Posts Tagged: Job

Patience Grows Love in the Petri Dish of Suffering

Day 16 (Originally posted on Facebook, 16 days after my son’s death)

Job 3:11 a, 26: “Why did I not perish at birth, and die as I came from the womb?. . . I have no peace, no quietness; I have no rest, but only turmoil.”

Throughout my scripture reading I have always struggled with Job and other bearers of great suffering. Why would God allow Satan to test Job? He even goes so far as to point Job out. Can you imagine the God of the Universe pointing you out for Satan’s “special” attention? “Have you considered my servant …___________?”

No thank you!

“She has the patience of Job” is used when describing someone who is enduring great suffering. What do patience and suffering have to do with each other?

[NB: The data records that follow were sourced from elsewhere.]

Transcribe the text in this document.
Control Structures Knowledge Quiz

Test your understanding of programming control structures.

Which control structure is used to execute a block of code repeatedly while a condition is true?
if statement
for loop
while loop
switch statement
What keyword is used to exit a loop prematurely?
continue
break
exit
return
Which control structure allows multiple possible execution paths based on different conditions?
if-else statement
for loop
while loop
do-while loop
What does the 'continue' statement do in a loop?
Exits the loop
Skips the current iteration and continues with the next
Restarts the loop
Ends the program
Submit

Patience: from the Latin word patiencia- “endurance”, from pati- “to suffer”.

  1. the quality of being patient, as the bearing of provocation, annoyance, misfortune, or pain, without complaint, loss of temper, irritation, or the like.
  2. an ability or willingness to suppress restlessness or annoyance when confronted with delay: to have patience with a slow learner.
  3. quiet, steady perseverance; even-tempered care; diligence: to work with patience. (Dictionary.com)

Alright, so suffering is in the very meaning of patience.

Job suffered the loss of all his children, his livelihood, and his health. He even had to suffer through the speeches of three friends who have been nicknamed “miserable comforters”. The closest that the devil can get to having Job curse God is to curse his own birth. But, at the end of the day God had final say over even that. “Where were you when. . .” (38:4) In other words, I am God and you are not.

God doesn’t always tell us why we suffer, but he did not spare his own son, who was without blemish, and look at the results of Jesus’ suffering the cross. Many are saved. I have seen enough examples throughout scripture and in life to know that suffering comes, and that I always have a choice as to how I will respond to it. To truly love others, patience must be the first part of my response. 1 Corinthians 13:4 says love is patient,” . . . Without patience love doesn’t stand a chance. Patience, at its core, means that I am giving up my right to have my way; that I am “bearing provocation, annoyance, misfortune or pain, without complaint, loss of temper, irritation or the like.”

Barbara Johnson, one of my all-time favorite humorists said, “Patience is the ability to idle your motor when you feel like stripping your gears.”

Today I practice idling my motor, accepting God’s will for my life. The result is ALWAYS that many are saved. Just ask fellow sufferers, Joseph, Moses, Job and Jesus. Our suffering produces good things when we obey the will of God.

Love, the Remedy for Second Hand Depression

Job 30:15“Terrors are turned against me; They pursue my honor as the wind, And my prosperity has passed away like a cloud. 16“And now my soul is poured out within me; Days of affliction have seized me. 17“At night it pierces my bones within me, And my gnawing pains take no rest.…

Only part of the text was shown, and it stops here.